Primitive Accumulation: A Reinterpretation

De Angelis, Massimo. 1999. “Marx’s Theory of Primitive Accumulation: A Suggested Reinterpretation.” University of East London. Available online.

De Angelis makes a distinction between those that view Marx’s “primitive accumulation” as “historical”—a one-off, big-bang of capitalism—and those that understand the process as a “inherent continuous.” He puts Lenin and scholars involved in the 1970s “transition debates” in the first camp, while he places Rosa Luxemburg and others (e.g. Samir Amin) in the latter camp. De Angelis argues that Marx’s theory shows elements of both tendencies, though not in the way they’ve been characterized in these debates. Such a dual conceptualization, De Angelis says, allow him to show “the nature of [primitive accumulation’s] social character and the variety of forms that in principle it can take” as well as its social meanings.

In explaining Luxemburg’s take, he notes that she does acknowledge its historical (one-off) character, but also describes how she viewed primitive accumulation as a continuous process through the necessary expansion of capitalism. She posits that the polarization between capitalists and eviscerated laborers, requires “third parties” to pick up the consumptive slack (peasants, small producers). But the incompatibility of this necessary articulation between capitalist and non-capitalist systems creates economic resistance from the non-capitalist system, creating the need for violent force to keep the wheels in motion. But De Angelis notes, “As in the case of Lenin, also for Luxemburg resistance and struggle are not constitutive elements of primitive accumulation, but only a possible, albeit important, by-product.
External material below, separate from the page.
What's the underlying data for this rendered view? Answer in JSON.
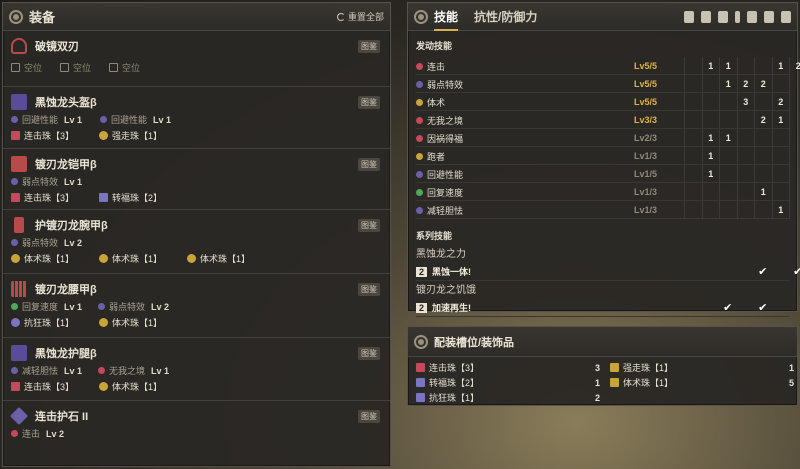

He notes that Marx’s definition implies a double move: turning the means of subsistence into capital and creating a wage-labour, hence Marx’s emphasis of the capital-relation contra Adam Smith’s notion of “stock”—a move that also implies the creation and amassing of two opposed classes. De Angelis encapsulates the process as a three-fold separation:

The first is that the separation of producers and means of production is a common character of both accumulation and primitive accumulation. The second is that this separation is a central category (if not the central category) of Marx’s critique of political economy. The third is that the difference between accumulation and primitive accumulation, not being a substantive one, is a difference in the conditions and forms in which this separation is implemented.

De Angelis notes that for Marx the separation implied in primitive accumulation is also integral to accumulation proper, just “raised to a higher power” and on a “continuous” and “expanded scale” (in Marx’s own words). This separation is instrumental to the reified positioning of labor-power as a thing among things alongside the appearance of value as something independent of living labor itself. But De Angelis also shows the distinctiveness of the separation under the two modes of accumulation even though the two are necessary elements in the being and becoming of capital, its conditions of possibility for reproduction on an expanded scale. For accumulation proper, separation occurs through the dull compulsion of economic relations, while in its primitive guise (not its “phase”) the separation primarily occurs through direct extra-economic force—most obviously, violence. Still, De Angelis acknowledges that primitive accumulation remains a precondition for accumulation proper, though he also notes that it has a continuous character.

“We can say therefore that primitive accumulation for Marx is a social process instigated by some social actor (the state, particular social classes, etc.) aimed at the people who have some form of direct access to the means of production.” The implications of his conclusions on separation means that primitive accumulation should not be exclusively limited to a rupture or transition toward capitalism and, secondly, that the violent separation of primitive accumulation can take various forms. And geographically this means that “accumulation in one place,” say via cotton mills, “may correspond to primitive accumulation in another place,” say Africa via slave trade, “in which the ex novo production of the separation can be the condition of the reproduction of the same separation in another interlinked place.” Other varieties of primitive accumulation identified by Marx include the interrelated forms of public debt, credit, and fiscal/tax structures.

De Angelis highlights that ongoing primitive accumulation, as particular actors engage it, presents a “strategy” and that it can take different forms. He shores up this argument by couching it in terms of Polanyi’s double-movement in which primitive accumulation would be the push-back of particular actors against the protective measures thrown up by society (a triple movement?). Anti-separation thus forms the basis of Marx’s alternative vision for society in which the autonomy and self-determination of producers over social labor is insured by their collective control over the means of production.

Primitive accumulation continually reacts to these efforts of collective resistance, and the extra-economic means it employs are both material and ideological (e.g. classical political economy that Marx derides as the “sycophant of capital”). Nonetheless, De Angelis notes, “Primitive accumulation acquires meaning vis-à-vis patterns of resistance and struggle.”